O governo Bolsonaro recuou sobre mudanças no edital para compra de livros didáticos que havia deixado de exigir das editoras referências bibliográficas e o compromisso com a agenda da não violência contra as mulheres, promoção das culturas quilombolas e dos povos do campo. 

O Ministério da Educação do novo governo divulgou nota afirmando que as alterações eram de responsabilidade do governo Michel Temer. A explicação é negada pelo ex-chefe da pasta.

No início da noite, o presidente, Jair Bolsonaro (PSL), foi mais uma vez ao Twitter e colocou a culpa no governo anterior. "A referida medida foi feita pelo governo anterior e corrigida por nós", escreveu. 

As alterações no edital do PNLD (Programa Nacional do Livro Didático) 2020 constam em nova versão publicada no dia 2 de janeiro.
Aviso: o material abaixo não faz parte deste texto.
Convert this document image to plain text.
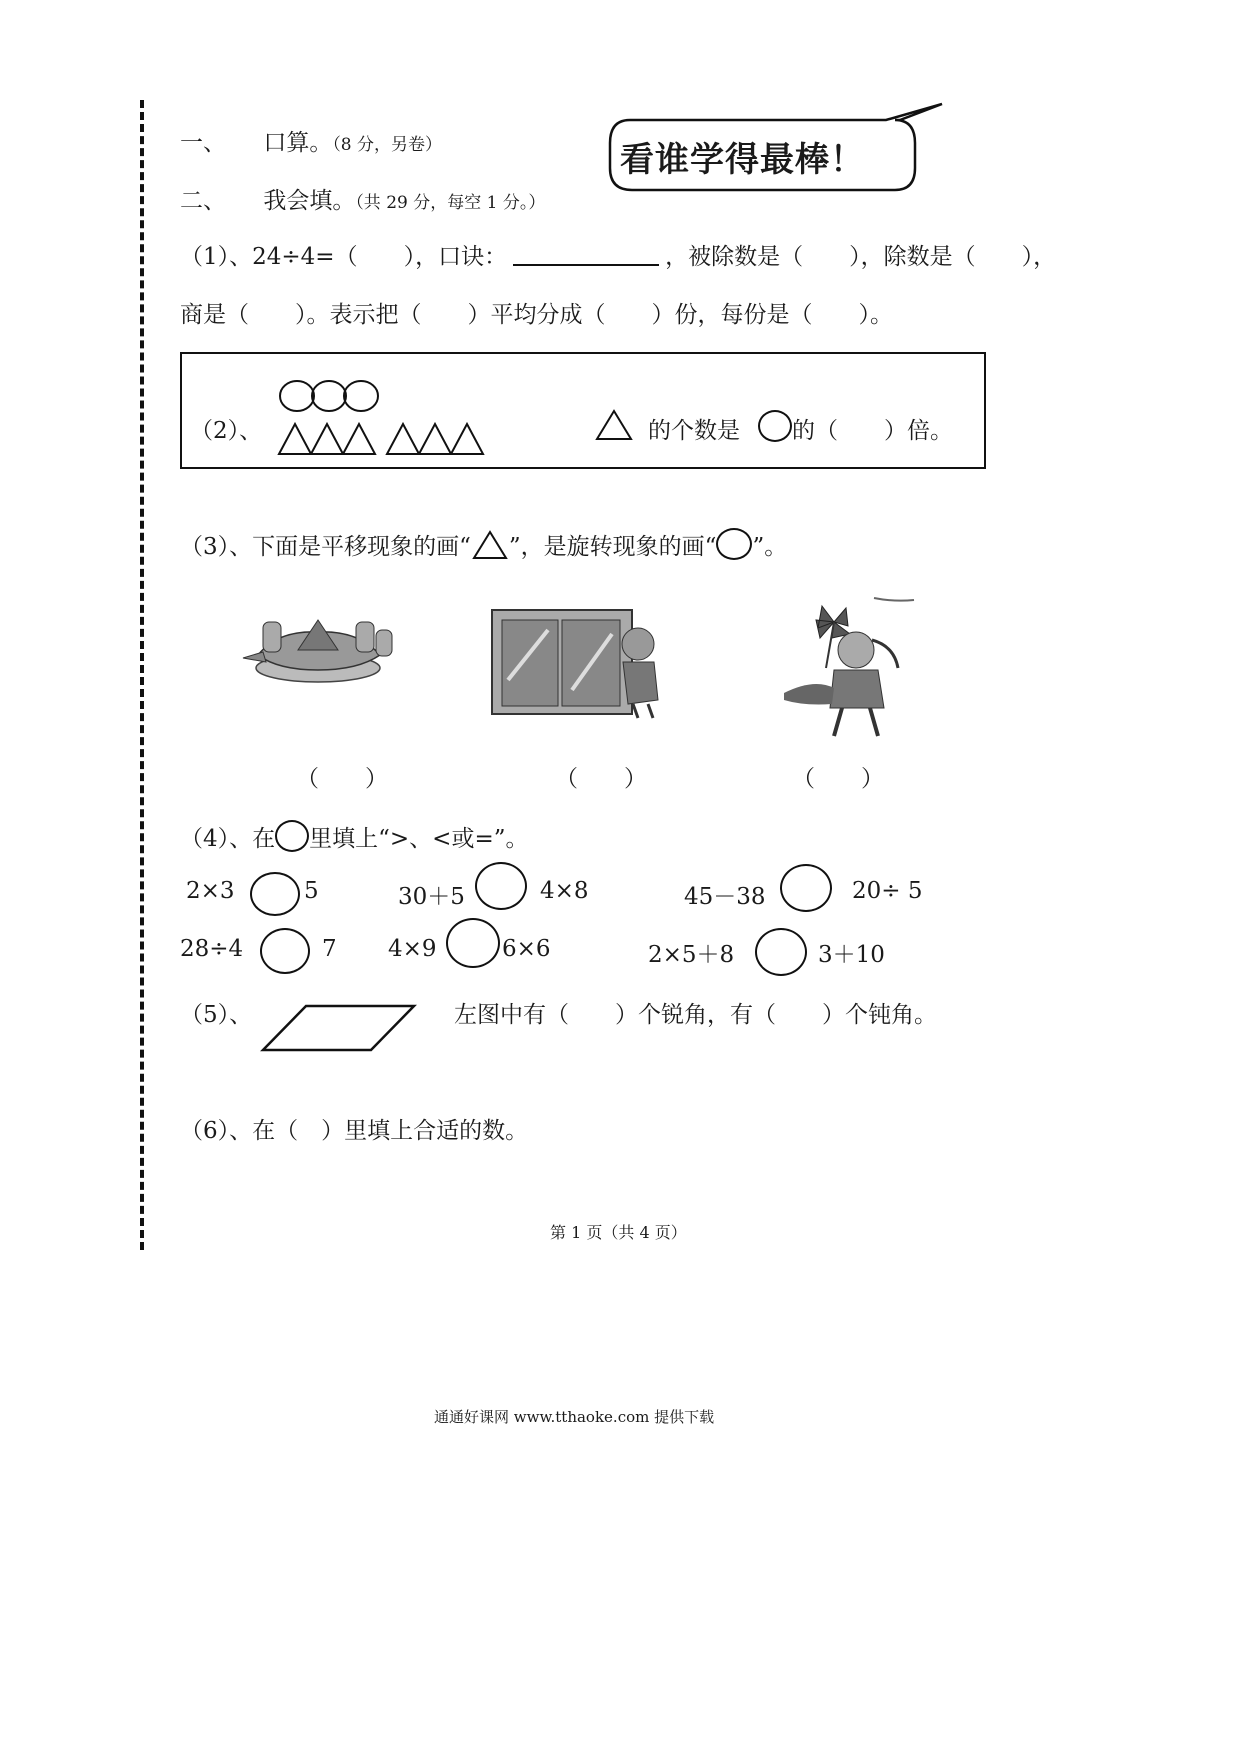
看谁学得最棒！
一、 口算。（8 分，另卷）
二、 我会填。（共 29 分，每空 1 分。）
（1）、24÷4=（　　），口诀：	，被除数是（　　），除数是（　　），
商是（　　）。表示把（　　）平均分成（　　）份，每份是（　　）。
（2）、	的个数是 的（　　）倍。
（3）、下面是平移现象的画“ ”，是旋转现象的画“ ”。
（　　）	（　　）	（　　）
（4）、在 里填上“>、<或=”。
2×3	5	30＋5	4×8	45－38	20÷ 5
28÷4	7 4×9	6×6	2×5＋8	3＋10
（5）、	左图中有（　　）个锐角，有（　　）个钝角。
（6）、在（　）里填上合适的数。
第 1 页（共 4 页）
通通好课网 www.tthaoke.com 提供下载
O documento serve de referência para que as editoras produzam as obras didáticas e as apresente para avaliação do governo. 

A publicação pelo governo Bolsonaro de uma revisão do edital dos livros foi revelada pela Folha nesta quarta-feira. O jornal mostrou que a medida suprimiu trechos, como o compromisso com a agenda da não violência contra as mulheres e a promoção das culturas quilombolas e dos povos do campo. O jornal O Estado de S. Paulo, em seguida, mostrou que uma das mudanças se referia à exclusão da exigência das referências bibliográficas. 
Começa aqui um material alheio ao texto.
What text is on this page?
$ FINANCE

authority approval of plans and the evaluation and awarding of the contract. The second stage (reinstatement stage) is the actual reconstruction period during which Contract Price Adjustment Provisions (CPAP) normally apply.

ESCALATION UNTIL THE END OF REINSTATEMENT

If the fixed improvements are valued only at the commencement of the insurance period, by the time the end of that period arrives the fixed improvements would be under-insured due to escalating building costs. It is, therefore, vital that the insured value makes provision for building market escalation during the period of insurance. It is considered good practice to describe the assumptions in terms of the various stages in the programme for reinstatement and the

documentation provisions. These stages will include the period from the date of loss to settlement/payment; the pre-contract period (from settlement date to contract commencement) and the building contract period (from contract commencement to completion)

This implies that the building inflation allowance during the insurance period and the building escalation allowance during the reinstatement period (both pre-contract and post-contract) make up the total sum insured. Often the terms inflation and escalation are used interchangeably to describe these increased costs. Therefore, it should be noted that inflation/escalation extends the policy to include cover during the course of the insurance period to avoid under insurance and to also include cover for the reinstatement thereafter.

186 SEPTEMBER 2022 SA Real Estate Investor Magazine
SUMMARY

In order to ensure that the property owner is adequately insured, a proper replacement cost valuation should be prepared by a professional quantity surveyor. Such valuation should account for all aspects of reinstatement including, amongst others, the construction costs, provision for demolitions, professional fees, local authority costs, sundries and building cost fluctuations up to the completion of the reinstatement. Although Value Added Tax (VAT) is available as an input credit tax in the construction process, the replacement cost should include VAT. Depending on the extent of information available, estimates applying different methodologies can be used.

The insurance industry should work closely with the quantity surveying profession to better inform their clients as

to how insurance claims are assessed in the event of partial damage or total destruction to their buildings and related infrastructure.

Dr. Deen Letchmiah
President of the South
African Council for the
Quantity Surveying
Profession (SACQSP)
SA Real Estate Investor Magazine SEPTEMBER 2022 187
O ministério da Educação de Bolsonaro divulgou nota no início da tarde de quarta-feira, após a publicação da reportagem e repercussão negativa. A Folha pediu esclarecimentos ao MEC na tarde de terça-feira (8).

Segundo a Folha apurou, a equipe de transição de Bolsonaro acompanhou todos os últimos atos da pasta. Houve 17 encontros e o processo de transição começou no dia 3 de dezembro. A data do documento retificado é de 28 de dezembro, quando a equipe de Bolsonaro trabalhava dentro do MEC.
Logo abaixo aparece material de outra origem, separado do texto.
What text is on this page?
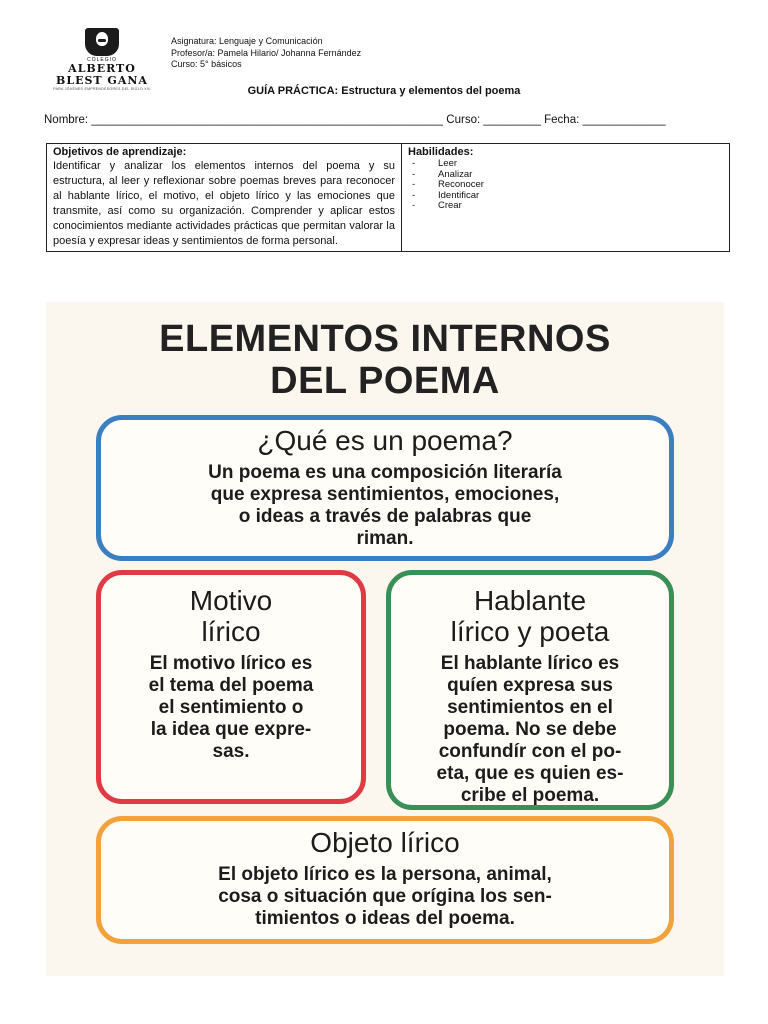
COLEGIO
ALBERTO BLEST GANA
PARA JÓVENES EMPRENDEDORES DEL SIGLO XXI
Asignatura: Lenguaje y Comunicación
Profesor/a: Pamela Hilario/ Johanna Fernández
Curso: 5° básicos
GUÍA PRÁCTICA: Estructura y elementos del poema
Nombre: _______________________________________________________ Curso: _________ Fecha: _____________
Objetivos de aprendizaje:
Identificar y analizar los elementos internos del poema y su estructura, al leer y reflexionar sobre poemas breves para reconocer al hablante lírico, el motivo, el objeto lírico y las emociones que transmite, así como su organización. Comprender y aplicar estos conocimientos mediante actividades prácticas que permitan valorar la poesía y expresar ideas y sentimientos de forma personal.

Habilidades:
- Leer
- Analizar
- Reconocer
- Identificar
- Crear
ELEMENTOS INTERNOS
DEL POEMA
¿Qué es un poema?

Un poema es una composición literaría
que expresa sentimientos, emociones,
o ideas a través de palabras que
riman.

Motivo
lírico

El motivo lírico es
el tema del poema
el sentimiento o
la idea que expre-
sas.

Hablante
lírico y poeta

El hablante lírico es
quíen expresa sus
sentimientos en el
poema. No se debe
confundír con el po-
eta, que es quien es-
cribe el poema.

Objeto lírico

El objeto lírico es la persona, animal,
cosa o situación que orígina los sen-
timientos o ideas del poema.
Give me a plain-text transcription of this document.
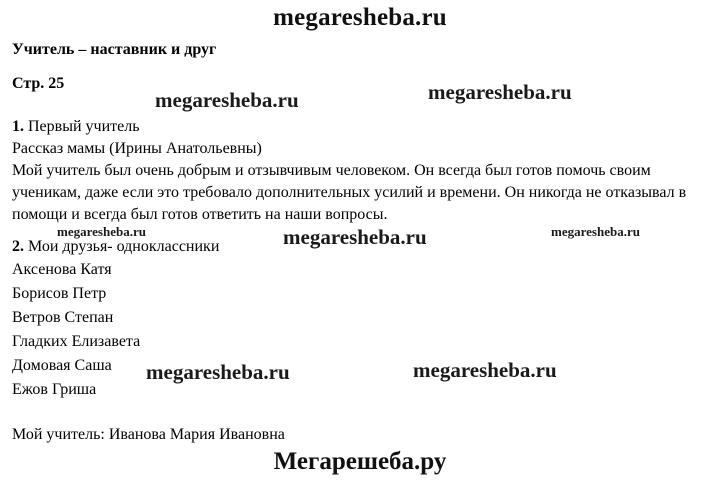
megaresheba.ru
Учитель – наставник и друг
Стр. 25
1. Первый учитель
Рассказ мамы (Ирины Анатольевны)
Мой учитель был очень добрым и отзывчивым человеком. Он всегда был готов помочь своим ученикам, даже если это требовало дополнительных усилий и времени. Он никогда не отказывал в помощи и всегда был готов ответить на наши вопросы.
2. Мои друзья- одноклассники
Аксенова Катя
Борисов Петр
Ветров Степан
Гладких Елизавета
Домовая Саша
Ежов Гриша
Мой учитель: Иванова Мария Ивановна
megaresheba.ru	megaresheba.ru
megaresheba.ru	megaresheba.ru	megaresheba.ru
megaresheba.ru	megaresheba.ru
Мегарешеба.ру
O foco em materiais didáticos será uma diretriz do governo para tirar do papel o combate a supostas doutrinações de esquerda na educação, bandeira de Bolsonaro.

ex-ministro da Educação Rossieli Soares Silva negou que sejam de autoria do governo Temer as alterações do edital. "Nossa gestão nunca discutiu essas questões. Na verdade, em retificações anteriores deixamos mais claras questões como relacionadas às mulheres", disse o ex-ministro à Folha. "Todos os atos a partir do dia 1º de janeiro são de responsabilidade do novo governo".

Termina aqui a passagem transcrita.